No matter how low your esteem for modern word processors might already be, the manufacturers will find ways of adding new features that will drive your respect for them even lower. Take the filename-suggestion feature that evolved over the past few years in both Word and WordPerfect. Start a blank document and put something in it with a note to a colleague at the top let's say you put "TRY AND MAKE THIS PIECE OF SHIT INTO SOMETHING, HARRY; I'VE TAKEN BRADSHAW'S STUPID IDEA AND DONE WHAT I CAN WITH IT, BUT IT STILL LOOKS LIKE A CROCK TO ME. --- BOB". Now choose Save As from the file menu to save it. The program will choose a default filename for you. Only what it chooses is simply what it thinks is the title, and that it assumes will be whatever you have on the first line, whatever its length, and regardless of whether it contains spaces or not. So if you just say yes to the default you will find you then own a file with a fairly eye-opening name. I tried this with two word processors (your mileage may differ). WordPerfect 11 for Windows gave me a file called
TRY AND MAKE THIS PIECE OF SHIT INTO SOMETHING.wpd
Word for Mac OS-X gave me a file called
TRY AND MAKE THIS PIECE OF SHIT.doc
(And then, incidentally, the program crashed without explanation in a freshly booted environment and exited unexpectedly. Microsoft should really try and make this piece of shit into something.)
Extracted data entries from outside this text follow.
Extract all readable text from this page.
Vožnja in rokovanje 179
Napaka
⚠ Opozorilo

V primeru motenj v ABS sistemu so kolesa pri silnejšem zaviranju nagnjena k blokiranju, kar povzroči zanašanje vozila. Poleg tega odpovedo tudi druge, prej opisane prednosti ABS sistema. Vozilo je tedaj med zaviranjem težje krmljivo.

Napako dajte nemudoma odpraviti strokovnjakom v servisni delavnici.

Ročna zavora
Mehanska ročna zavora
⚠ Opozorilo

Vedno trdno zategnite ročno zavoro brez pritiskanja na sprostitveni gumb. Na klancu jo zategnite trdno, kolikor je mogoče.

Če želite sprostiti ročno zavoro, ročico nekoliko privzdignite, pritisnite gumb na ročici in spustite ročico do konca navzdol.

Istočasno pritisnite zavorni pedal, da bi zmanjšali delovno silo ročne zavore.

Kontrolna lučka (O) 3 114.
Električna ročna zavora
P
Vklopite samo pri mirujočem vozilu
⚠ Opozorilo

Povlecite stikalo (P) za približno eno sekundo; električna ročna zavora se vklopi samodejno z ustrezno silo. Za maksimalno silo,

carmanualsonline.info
The problem is that the designers have no idea how to do the process of mapping documents onto suitable words or phrases that might be good mnemonic filenames for them (it's nontrivial, of course), but they try to do it anyway. It's another case of tomorrow's technology today.
It's always the linguistic factors on which they fall down: silly filename-suggesting feature; text conversion from upper case to lower case with initial caps that doesn't quite know which words to capitalize; hopelessly unreliable conversion of characters from one word processor to another (ask a linguist like Arnold Zwicky who has switched from Windows to OS-X and thus has to convert his WordPerfect documents into Word whether he's ever had a conversion that was trouble-free); and of course a grammar checker that is a complete joke, and a spell checker that is little better (they try to do correction suggestions, another thing they are not any good at: Barbara carelessly accepted one of its suggestions the other day without intending to, and we found that a joint paper of ours referred to Kimchee instead of Chomsky).
It's not that nothing at all has been improving: some of the plain graphics programming improvements are extraordinarily clever. But linguistics and natural language processing have not been feeding into the word processor industry at all.